Gas prices fall ahead of summer driving
Average U.S. gasoline prices have tumbled for almost three weeks straight, driven by stubbornly low crude prices, high gasoline stockpiles and a surprising dip in demand.
Gasoline prices have tumbled for nearly three straight weeks in Houston at a time when they usually rise, as stockpiles remain high, crude prices stay low and fuel demand weakens.
Average pump prices in both Greater Houston and across the country fell about 4 cents a gallon over the past week, an unusually large dive for the spring, when prices usually begin their climb in advance of the peak summer driving season that traditionally begins Memorial Day weekend. Local prices averaged $2.21 cents a gallon Sunday, down from about $2.25 a week earlier; nationally, the average price fell to $2.34 a gallon, down from $2.38, according to GasBuddy.com, a website that tracks gas prices and refining activity.
“This is not a trend that we usually see in the spring,” said Patrick DeHaan, senior petroleum analyst for GasBuddy.com. “It’s usually a drop here, a drop there, and most of the other time it’s gas prices going up.”
Lowers gas prices are hanging around in part because of the glut of oil that became gasoline as refiners churned through large volumes of cheap crude and produced more gasoline than the market could absorb. In addition, the price of crude, the main component of gasoline, has sunk in recent weeks, falling below $45 a barrel, before recovering modestly. Oil settled in New York Monday at $46.43, up 21 cents.
But perhaps the most worrisome trend for refiners is sliding demand. U.S. consumption, compared to 2016, has fallen 16 consecutive weeks, dropping almost 3 percent the week ending April 28, the most recent available, according to the U.S. Department of Energy. Consumption jumped 6 percent during the same week of 2016 and 3 percent the previous year.

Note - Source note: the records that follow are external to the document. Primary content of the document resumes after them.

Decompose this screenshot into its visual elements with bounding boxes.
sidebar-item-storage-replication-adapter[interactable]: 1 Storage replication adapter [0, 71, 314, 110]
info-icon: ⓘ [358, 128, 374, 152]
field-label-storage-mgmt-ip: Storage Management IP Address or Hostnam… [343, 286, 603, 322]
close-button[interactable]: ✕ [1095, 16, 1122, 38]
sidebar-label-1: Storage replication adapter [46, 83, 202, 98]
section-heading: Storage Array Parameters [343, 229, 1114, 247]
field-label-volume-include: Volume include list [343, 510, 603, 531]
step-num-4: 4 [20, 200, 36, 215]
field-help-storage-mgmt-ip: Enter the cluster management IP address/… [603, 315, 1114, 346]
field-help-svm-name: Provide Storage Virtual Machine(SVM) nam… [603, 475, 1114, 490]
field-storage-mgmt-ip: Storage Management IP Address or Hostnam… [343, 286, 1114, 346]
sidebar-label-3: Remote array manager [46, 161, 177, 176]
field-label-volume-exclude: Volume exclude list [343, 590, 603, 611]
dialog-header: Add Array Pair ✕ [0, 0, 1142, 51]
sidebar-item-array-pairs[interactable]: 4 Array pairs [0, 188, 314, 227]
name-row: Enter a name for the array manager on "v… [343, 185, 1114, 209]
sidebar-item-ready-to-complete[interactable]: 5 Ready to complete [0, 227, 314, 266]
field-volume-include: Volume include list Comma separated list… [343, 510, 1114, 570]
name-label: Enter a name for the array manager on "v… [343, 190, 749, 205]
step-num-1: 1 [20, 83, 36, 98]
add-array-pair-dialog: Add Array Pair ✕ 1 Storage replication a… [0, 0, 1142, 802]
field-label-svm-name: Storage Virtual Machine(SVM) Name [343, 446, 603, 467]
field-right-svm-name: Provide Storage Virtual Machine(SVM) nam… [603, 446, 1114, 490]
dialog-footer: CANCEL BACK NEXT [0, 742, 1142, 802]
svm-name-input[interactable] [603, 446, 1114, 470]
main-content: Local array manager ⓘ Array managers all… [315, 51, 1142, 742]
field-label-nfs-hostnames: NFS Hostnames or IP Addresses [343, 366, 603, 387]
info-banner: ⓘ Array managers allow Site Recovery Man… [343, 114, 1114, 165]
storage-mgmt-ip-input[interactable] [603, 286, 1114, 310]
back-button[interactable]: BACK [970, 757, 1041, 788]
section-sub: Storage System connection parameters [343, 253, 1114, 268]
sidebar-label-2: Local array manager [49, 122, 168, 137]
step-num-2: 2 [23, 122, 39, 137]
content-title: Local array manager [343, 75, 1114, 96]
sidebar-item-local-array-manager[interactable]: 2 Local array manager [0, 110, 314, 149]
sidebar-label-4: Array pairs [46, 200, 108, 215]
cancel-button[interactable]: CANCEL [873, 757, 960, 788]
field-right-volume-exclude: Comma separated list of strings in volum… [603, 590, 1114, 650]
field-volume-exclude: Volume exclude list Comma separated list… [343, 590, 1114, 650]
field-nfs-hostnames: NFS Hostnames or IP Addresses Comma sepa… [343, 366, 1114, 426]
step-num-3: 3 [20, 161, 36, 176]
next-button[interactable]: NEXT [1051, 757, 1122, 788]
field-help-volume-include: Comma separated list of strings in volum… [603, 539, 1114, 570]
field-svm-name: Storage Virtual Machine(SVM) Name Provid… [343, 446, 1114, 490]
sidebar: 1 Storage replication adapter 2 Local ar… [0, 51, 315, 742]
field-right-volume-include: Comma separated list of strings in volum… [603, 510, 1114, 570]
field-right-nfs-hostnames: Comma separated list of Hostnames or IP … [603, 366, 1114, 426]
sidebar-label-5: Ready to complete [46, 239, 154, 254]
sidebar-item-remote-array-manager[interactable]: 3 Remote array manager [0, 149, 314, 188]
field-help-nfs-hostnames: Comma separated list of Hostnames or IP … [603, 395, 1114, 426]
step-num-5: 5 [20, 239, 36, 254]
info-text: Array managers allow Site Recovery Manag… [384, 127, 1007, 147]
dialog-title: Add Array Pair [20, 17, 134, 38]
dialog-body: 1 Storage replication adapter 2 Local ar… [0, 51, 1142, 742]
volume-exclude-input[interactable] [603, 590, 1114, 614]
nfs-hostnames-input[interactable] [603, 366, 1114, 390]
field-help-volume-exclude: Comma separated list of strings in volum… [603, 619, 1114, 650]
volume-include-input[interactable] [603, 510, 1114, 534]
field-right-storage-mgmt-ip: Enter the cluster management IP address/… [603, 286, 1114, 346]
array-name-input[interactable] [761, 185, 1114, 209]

The energy industry has long worried about the declining U.S. demand as more Americans drive more fuel-efficient vehicles and electric cars. The trend has been profound enough that refining leaders, like Houston’s Phillips 66, are backing away
from gasoline. Company executives said last week that they see their future in petrochemicals, not crude refining.
“In 10 years, if we’re driving the same, we’re going to see less need for transportation fuel,” chief executive Greg Garland told reporters. “Given that as a backdrop, you don’t want to invest in adding capacity in a declining market.”
U.S. gasoline stockpiles, a measure of how much refiners are producing compared to how much U.S. drivers are using, have risen for three consecutive weeks. Since the middle of April, gasoline inventories have climbed by 3.6 million barrels, at a time when they usually begin to fall.
“There are some larger problems right now in the oil patch,” DeHaan said. “Perhaps markets are not coming back into balance between supply and demand.”
DeHaan said the consistent, surprisingly weak demand defies explanation. It might be that a wet winter in California and the rest of the West, which account for a large part of U.S. consumption, discouraged driving, he said. It might be that higher prices, after gasoline hit 12-year lows in the Midwest last summer, are keeping Midwesterners from road trips.
But it might also be a marker of changing habits that could mean future declines in demand, DeHaan said. “Americans,” he said, “have been moving slowly back to more fuel-efficient cars.”